- Date: July 24 – October 2, 2006;
- Location: Okanogan County, Washington, United States
- Coordinates: 48°30′10″N 120°2′26″W﻿ / ﻿48.50278°N 120.04056°W

Statistics
- Burned area: 175,184 acres (709 km^{2})

Impacts
- Injuries: 7

Ignition
- Cause: Lightning

Map
- Location of Tripod Complex Fire in Washington

= Tripod Complex Fire =

2006 wildfire in Washington, United States

The Tripod Complex Fire was a wildfire which burned in north-central Washington state in 2006. The complex consisted of two wildfire complexes which later merged into a single fire: the Spur Peak Fire and the Tripod Fire. Both were caused by lightning strikes. The Tripod Complex burned a total area of 175184 acre, making it one of the largest wildfires in Washington history at the time.

==Events==

Prolonged hot and dry weather, combined with an outbreak of mountain pine beetles and a large number of thunderstorms made the 2006 wildfire season the most severe in Washington state history. The 2006 Pacific Northwest wildfire season began in late June, when an extended thunderstorm followed a three-day heat wave. Between June 27 and July 10, lightning strikes occurred almost daily.

Lightning ignited several wildfires during this period—including the Spur Peak Fire, which was first reported on July 3. Located in the Okanogan National Forest, the fire was deemed fully contained by July 14.

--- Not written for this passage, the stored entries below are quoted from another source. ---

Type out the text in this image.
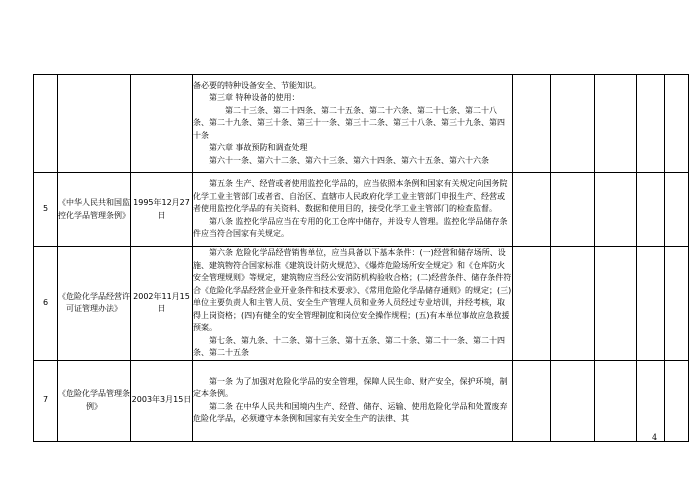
			备必要的特种设备安全、节能知识。

第三章 特种设备的使用：

第二十三条、第二十四条、第二十五条、第二十六条、第二十七条、第二十八条、第二十九条、第三十条、第三十一条、第三十二条、第三十八条、第三十九条、第四十条

第六章 事故预防和调查处理

第六十一条、第六十二条、第六十三条、第六十四条、第六十五条、第六十六条					

5	《中华人民共和国监控化学品管理条例》	1995年12月27日	第五条 生产、经营或者使用监控化学品的，应当依照本条例和国家有关规定向国务院化学工业主管部门或者省、自治区、直辖市人民政府化学工业主管部门申报生产、经营或者使用监控化学品的有关资料、数据和使用目的，接受化学工业主管部门的检查监督。

第八条 监控化学品应当在专用的化工仓库中储存，并设专人管理。监控化学品储存条件应当符合国家有关规定。					

6	《危险化学品经营许可证管理办法》	2002年11月15日	第六条 危险化学品经营销售单位，应当具备以下基本条件：(一)经营和储存场所、设施、建筑物符合国家标准《建筑设计防火规范》、《爆炸危险场所安全规定》和《仓库防火安全管理规则》等规定，建筑物应当经公安消防机构验收合格；(二)经营条件、储存条件符合《危险化学品经营企业开业条件和技术要求》、《常用危险化学品储存通则》的规定；(三)单位主要负责人和主管人员、安全生产管理人员和业务人员经过专业培训，并经考核，取得上岗资格；(四)有健全的安全管理制度和岗位安全操作规程；(五)有本单位事故应急救援预案。

第七条、第九条、十二条、第十三条、第十五条、第二十条、第二十一条、第二十四条、第二十五条					

7	《危险化学品管理条例》	2003年3月15日	第一条 为了加强对危险化学品的安全管理，保障人民生命、财产安全，保护环境，制定本条例。

第二条 在中华人民共和国境内生产、经营、储存、运输、使用危险化学品和处置废弃危险化学品，必须遵守本条例和国家有关安全生产的法律、其					

4
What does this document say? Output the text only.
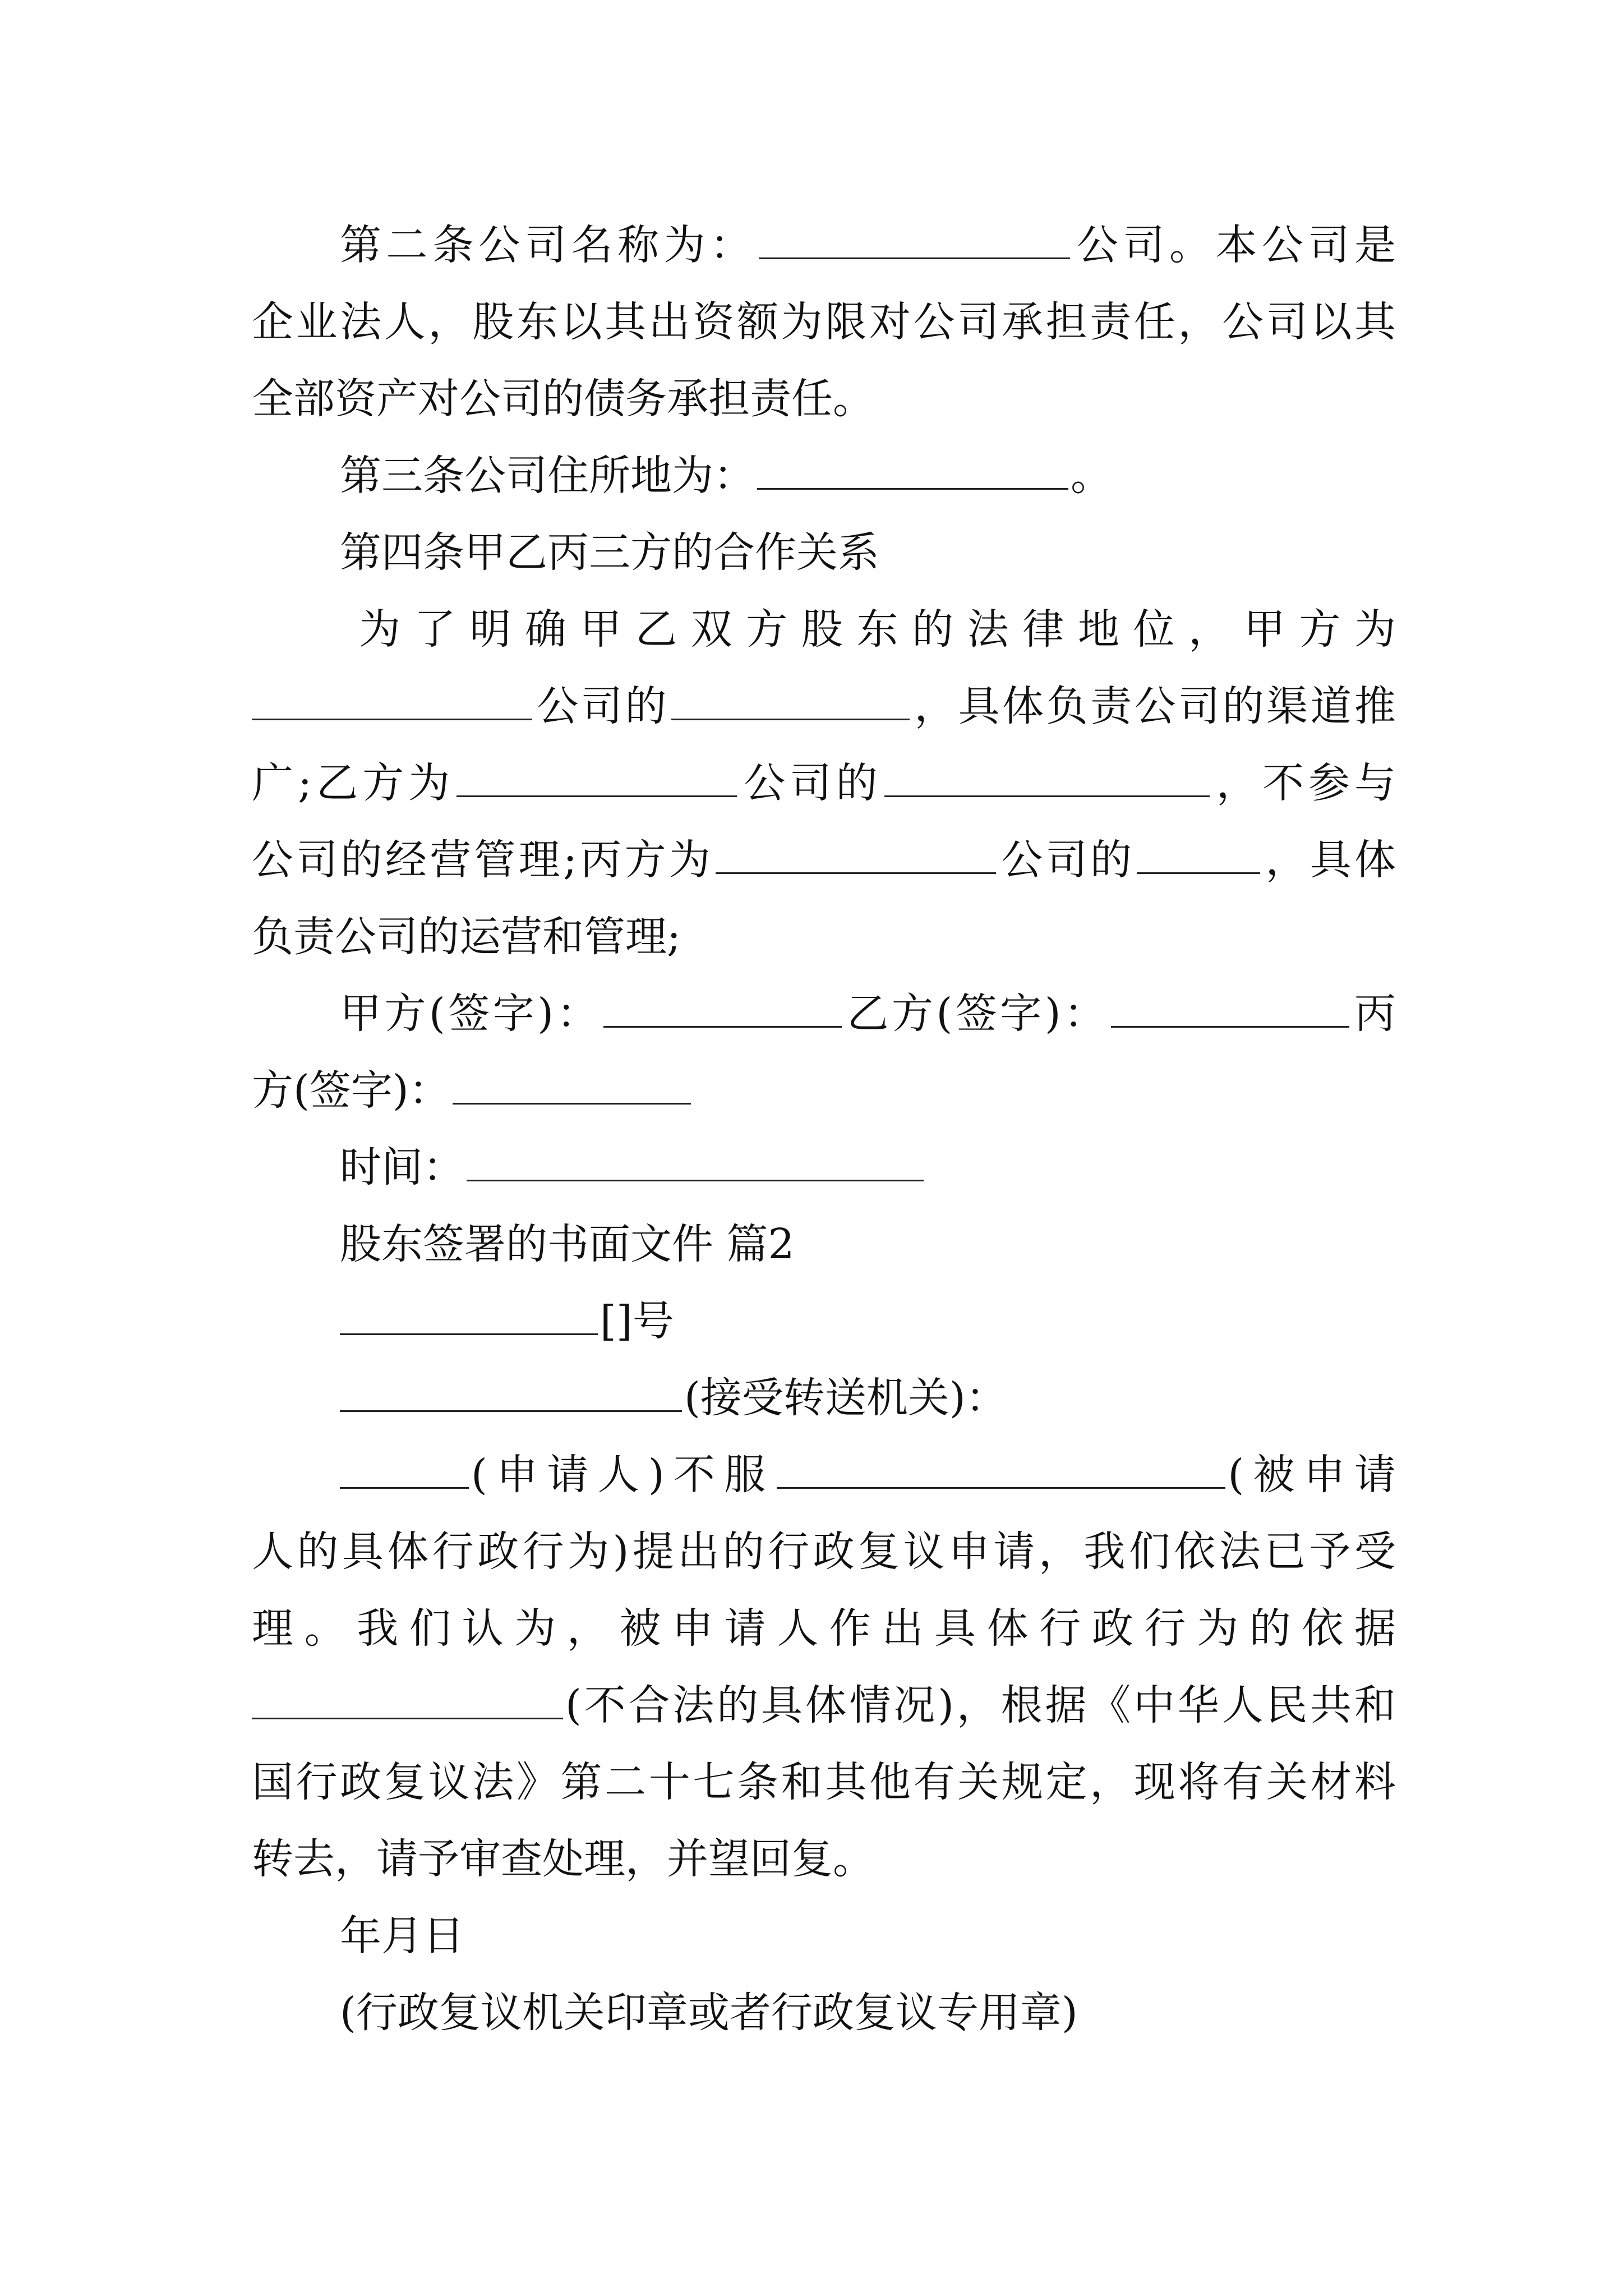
第二条公司名称为：	公司。本公司是
企业法人，股东以其出资额为限对公司承担责任，公司以其
全部资产对公司的债务承担责任。
第三条公司住所地为：	。
第四条甲乙丙三方的合作关系
为了明确甲乙双方股东的法律地位，甲方为
公司的	，具体负责公司的渠道推
广;乙方为	公司的	，不参与
公司的经营管理;丙方为	公司的	，具体
负责公司的运营和管理;
甲方(签字)：	乙方(签字)：	丙
方(签字)：
时间：
股东签署的书面文件 篇2
[]号
(接受转送机关)：
(申请人)不服	(被申请
人的具体行政行为)提出的行政复议申请，我们依法已予受
理。我们认为，被申请人作出具体行政行为的依据
(不合法的具体情况)，根据《中华人民共和
国行政复议法》第二十七条和其他有关规定，现将有关材料
转去，请予审查处理，并望回复。
年月日
(行政复议机关印章或者行政复议专用章)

A second thunderstorm in late July set off another round of wildfire activity in the region. On July 24, a new fire burning just south of the Spur Peak Fire was reported: the Tripod Fire. Smokejumpers from the North Cascades Smokejumpers base in nearby Winthrop, Washington—11 mi from the point of ignition—were quickly dispatched to the fire. Despite early containment efforts, low humidity and gusty winds allowed the Tripod Fire to grow rapidly. The extreme fire weather also re-intensified the previously contained Spur Peak Fire, which crossed control lines on July 27. The two fires converged in late August.

In mid-August, a battalion of 550 United States Army soldiers was deployed to fight the Tripod Complex Fire. It was the first time a military battalion had been used to fight a wildfire in the US since 2003. By August 23, the Tripod Complex had grown to 200 mi2 and around 3,000 firefighters were assigned to the fires. Washington governor Christine Gregoire surveyed the complex by helicopter and later declared a statewide wildfire emergency, stating "Numerous wildfires across Washington pose a serious threat to homes, infrastructure, businesses and natural resources".

The Tripod Complex was extinguished in October, when snowfall ended the wildfire season. The complex had burned a total of 175184 acre.